Saturday, April 20, 2024

Critics grill NYS on cause of high local cancer rate

By Patrick Daley, Chronicle Staff Writer

The overwhelming majority of people who rose to speak at a cancer study information meeting on Nov. 7 at SUNY Adirondack challenged New York State officials from the Departments of Health and Environmental Conservation as to what’s causing Warren County’s very high cancer rate.

As previously reported in The Chronicle, a state summary cited smoking, alcohol use and obesity as likely contributors to elevated rates of lung, laryngeal, esophageal and oral cancers in Warren County from 2011-2015 when compared to the rest of New York State excluding New York City.

It’s upsetting for the people living here, knowing the pollution that is going on here, to have you say that the highest cancer rate in the State of New York is because we’re too fat, we drink too much and we smoke too much,” said one person who spoke during the question and answer session.

“I think that’s the data you had. Part of the complaint you’re hearing is we need more work done.”

Dr. Barbara Wallace of DOH responded: “I don’t want to stand up here and say that we’re blaming people for all of the cancer. I feel strongly about that as a cancer survivor myself. Nobody wants to think that they contributed to their cancer.

“The message is that when we looked at excess cancer here compared to other parts of the state, the things that differed were the behavioral parts that we could identify, with all of the other limitations that I mentioned, because we do know there are a lot of limitations.”

“You downplayed environmental factors,” contended Tracy Frisch of Argyle, who heads up local activist group the Clean Air Action Network. “That’s illegitimate and unethical because you don’t have the data to come to those findings.”

Dr.
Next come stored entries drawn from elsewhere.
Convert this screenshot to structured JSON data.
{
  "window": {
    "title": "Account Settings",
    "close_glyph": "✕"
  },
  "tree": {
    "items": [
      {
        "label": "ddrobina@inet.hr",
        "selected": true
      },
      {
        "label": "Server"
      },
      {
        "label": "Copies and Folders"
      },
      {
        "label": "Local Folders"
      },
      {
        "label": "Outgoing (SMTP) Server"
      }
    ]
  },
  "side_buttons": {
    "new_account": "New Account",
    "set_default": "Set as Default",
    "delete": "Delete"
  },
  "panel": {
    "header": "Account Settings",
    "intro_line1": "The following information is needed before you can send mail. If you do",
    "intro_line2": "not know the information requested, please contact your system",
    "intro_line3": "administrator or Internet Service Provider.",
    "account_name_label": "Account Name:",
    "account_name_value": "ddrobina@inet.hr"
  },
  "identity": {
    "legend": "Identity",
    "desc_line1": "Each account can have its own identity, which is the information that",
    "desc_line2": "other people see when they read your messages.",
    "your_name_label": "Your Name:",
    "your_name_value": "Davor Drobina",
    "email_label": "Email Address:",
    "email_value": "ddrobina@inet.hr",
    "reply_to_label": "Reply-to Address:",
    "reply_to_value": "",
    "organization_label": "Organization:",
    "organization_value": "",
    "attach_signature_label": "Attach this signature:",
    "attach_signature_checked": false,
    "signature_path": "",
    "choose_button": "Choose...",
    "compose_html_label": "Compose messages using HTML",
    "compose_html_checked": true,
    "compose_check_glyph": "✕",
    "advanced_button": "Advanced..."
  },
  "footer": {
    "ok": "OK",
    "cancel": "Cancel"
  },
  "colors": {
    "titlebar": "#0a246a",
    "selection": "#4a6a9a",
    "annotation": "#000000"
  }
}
Wallace replied, “I will say that there were limitations to the study. I think we’re in agreement that there were things that were beyond the scope of this study. The governor directed us to do the study. We had 12, 18 months to do it.”

Much of the Q&A centered on the study’s use of air pollution data, limited to a time frame from 1973 to 1996.
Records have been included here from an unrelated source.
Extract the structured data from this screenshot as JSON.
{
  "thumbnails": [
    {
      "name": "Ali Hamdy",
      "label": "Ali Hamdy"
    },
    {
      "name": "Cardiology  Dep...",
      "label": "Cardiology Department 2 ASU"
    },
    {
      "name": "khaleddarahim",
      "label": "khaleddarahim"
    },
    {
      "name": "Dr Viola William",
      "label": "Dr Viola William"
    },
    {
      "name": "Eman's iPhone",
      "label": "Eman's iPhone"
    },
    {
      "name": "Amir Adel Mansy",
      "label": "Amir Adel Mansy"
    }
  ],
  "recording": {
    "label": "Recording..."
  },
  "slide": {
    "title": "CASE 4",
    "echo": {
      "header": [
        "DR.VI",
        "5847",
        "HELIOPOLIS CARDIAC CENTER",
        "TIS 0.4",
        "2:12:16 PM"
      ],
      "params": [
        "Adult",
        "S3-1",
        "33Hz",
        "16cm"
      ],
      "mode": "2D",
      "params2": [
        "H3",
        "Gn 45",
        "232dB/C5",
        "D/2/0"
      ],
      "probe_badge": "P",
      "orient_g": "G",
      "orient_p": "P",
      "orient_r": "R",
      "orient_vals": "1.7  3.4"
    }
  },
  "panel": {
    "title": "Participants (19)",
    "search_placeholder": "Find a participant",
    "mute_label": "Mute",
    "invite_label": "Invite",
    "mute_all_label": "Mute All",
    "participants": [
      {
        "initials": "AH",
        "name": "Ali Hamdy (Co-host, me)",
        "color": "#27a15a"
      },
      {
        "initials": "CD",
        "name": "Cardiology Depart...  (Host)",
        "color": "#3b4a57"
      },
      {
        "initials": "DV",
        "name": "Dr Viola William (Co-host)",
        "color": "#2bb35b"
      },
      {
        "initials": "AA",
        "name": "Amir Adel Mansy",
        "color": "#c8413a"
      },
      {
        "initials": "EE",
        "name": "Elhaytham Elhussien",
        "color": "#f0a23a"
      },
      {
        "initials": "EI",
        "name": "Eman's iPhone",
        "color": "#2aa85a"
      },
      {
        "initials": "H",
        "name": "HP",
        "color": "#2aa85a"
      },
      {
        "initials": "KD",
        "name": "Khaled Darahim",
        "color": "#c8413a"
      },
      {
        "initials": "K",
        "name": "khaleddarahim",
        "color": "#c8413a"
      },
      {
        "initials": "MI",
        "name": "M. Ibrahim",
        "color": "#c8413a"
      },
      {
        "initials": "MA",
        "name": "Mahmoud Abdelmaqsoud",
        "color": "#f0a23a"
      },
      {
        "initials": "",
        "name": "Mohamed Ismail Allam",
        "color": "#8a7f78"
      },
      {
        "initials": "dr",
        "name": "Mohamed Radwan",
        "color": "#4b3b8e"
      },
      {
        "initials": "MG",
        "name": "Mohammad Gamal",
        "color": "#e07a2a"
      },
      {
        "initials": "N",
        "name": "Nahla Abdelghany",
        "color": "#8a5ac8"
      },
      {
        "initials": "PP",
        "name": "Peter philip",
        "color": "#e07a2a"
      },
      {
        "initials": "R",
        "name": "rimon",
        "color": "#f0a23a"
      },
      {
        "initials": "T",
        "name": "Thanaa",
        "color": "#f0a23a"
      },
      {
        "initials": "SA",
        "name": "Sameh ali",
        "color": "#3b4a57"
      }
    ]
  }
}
Randi Walker, a scientist with DEC, acknowledged “we have 13 air toxin monitors around the state, but here in the immediate area we don’t have any air monitors.”

Then she added, “But on the large facilities [such as factories], what we have is continuous emissions monitoring for pollutants that are good indicators of what those facilities are putting out.”

One resident cited micro-areas with anecdotally high incidences of cancer, such as River Street and Bluebird Street in Hudson Falls, known PCB-affected areas.

“I’m absolutely interested in the River Street neighborhood,” replied Jim Bauers of DOH. “But it’s unlikely that an industrial site is going to have an impact on the 65,000 people in Warren County. It’s not going to drive the excess. That’s why we’re treating this [study] a little bit differently.”